I sat down Monday, Dec. 7, 2009 to my copy of the DP to catch up on news around campus and Philadelphia, but also with the hopes of reading a few words which commemorated and gave thanks to the soldiers and sailors who fought for our freedom at Pearl Harbor 68 years ago. Instead I opened your paper that praised the then-winless Penn basketball teams and other superficial topics and was absent of a single word, let alone one of thanks, for the 2350 American men and women who died that day. Pearl Harbor was the Sept. 11 of our parents’ and grandparents’ era: an unprovoked attack that led to the U.S.’s involvement in a war that has affected every single person at this school, whether through a change in how the world interacts, emigration to unknown lands in the hopes of escaping persecution or even the death of loved ones. At the end of the day, I just hope that this chapter in our history and what those American servicemen went through is never lost or forgotten. James Calderwood The author is a Nursing and Wharton junior.

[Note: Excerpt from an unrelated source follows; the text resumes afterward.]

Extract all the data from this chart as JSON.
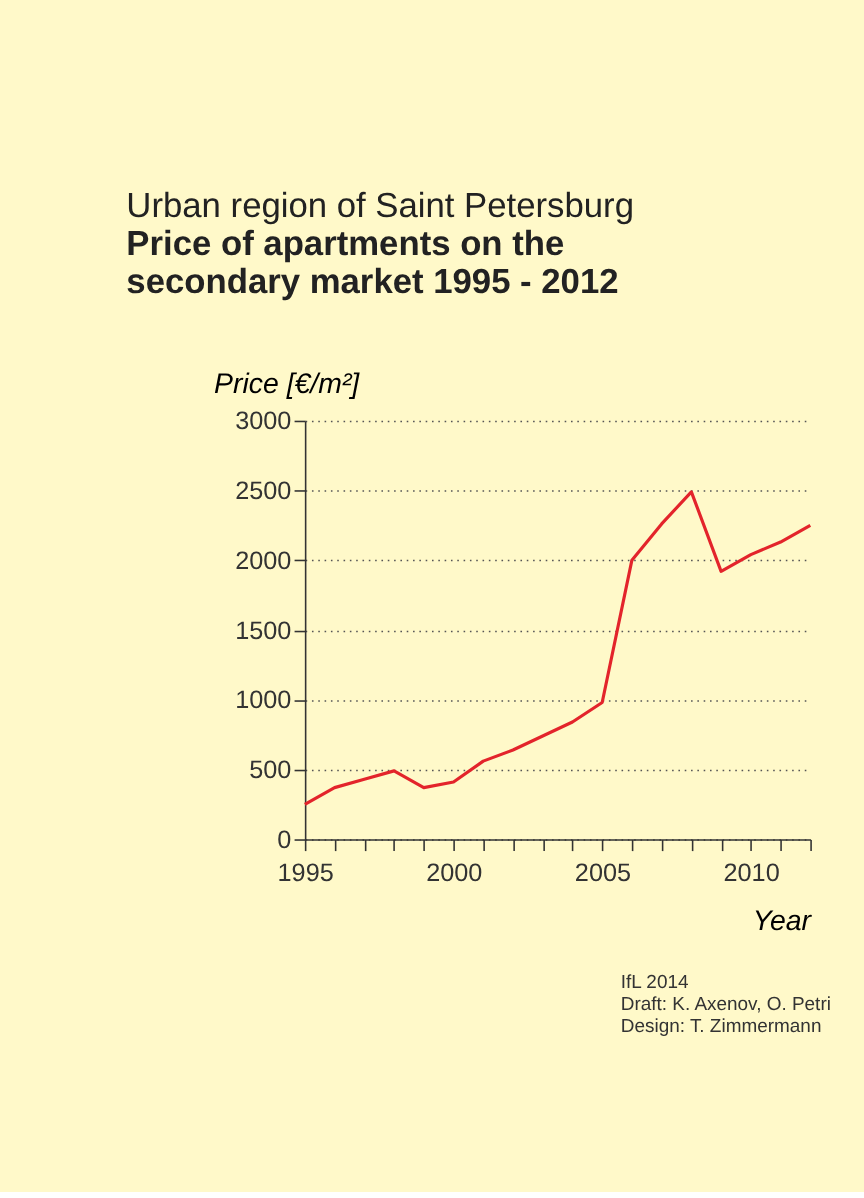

Higher turnout needed at hoops games To the editor:

An empty arena has become a familiar scene at Penn Basketball games the last few seasons. The team is not as good as it once was, but the games still mean something. Students and other fans must go to the games and put a little energy into college basketball’s most historic arena. Fan support can make a difference in a close game and it is an element of college basketball that this program desperately needs. Better days are ahead for the program. If anybody can turn it around, Jerome Allen can. The former Penn Great and current head coach understands how to make Penn basketball successful again. There is an entire Ivy League schedule to play and the team will be competitive in the league. There is also the fact that Penn has some Big 5 games left to play in the Palestra. Students from the other universities in the area have huge turnouts for games in the Palestra and Penn students should be able to outnumber them in our own building. In recent years this hasn’t been the case and it is time for a change. Show a little school spirit and give the team a home-court advantage. Jared Marks The author is a Wharton junior.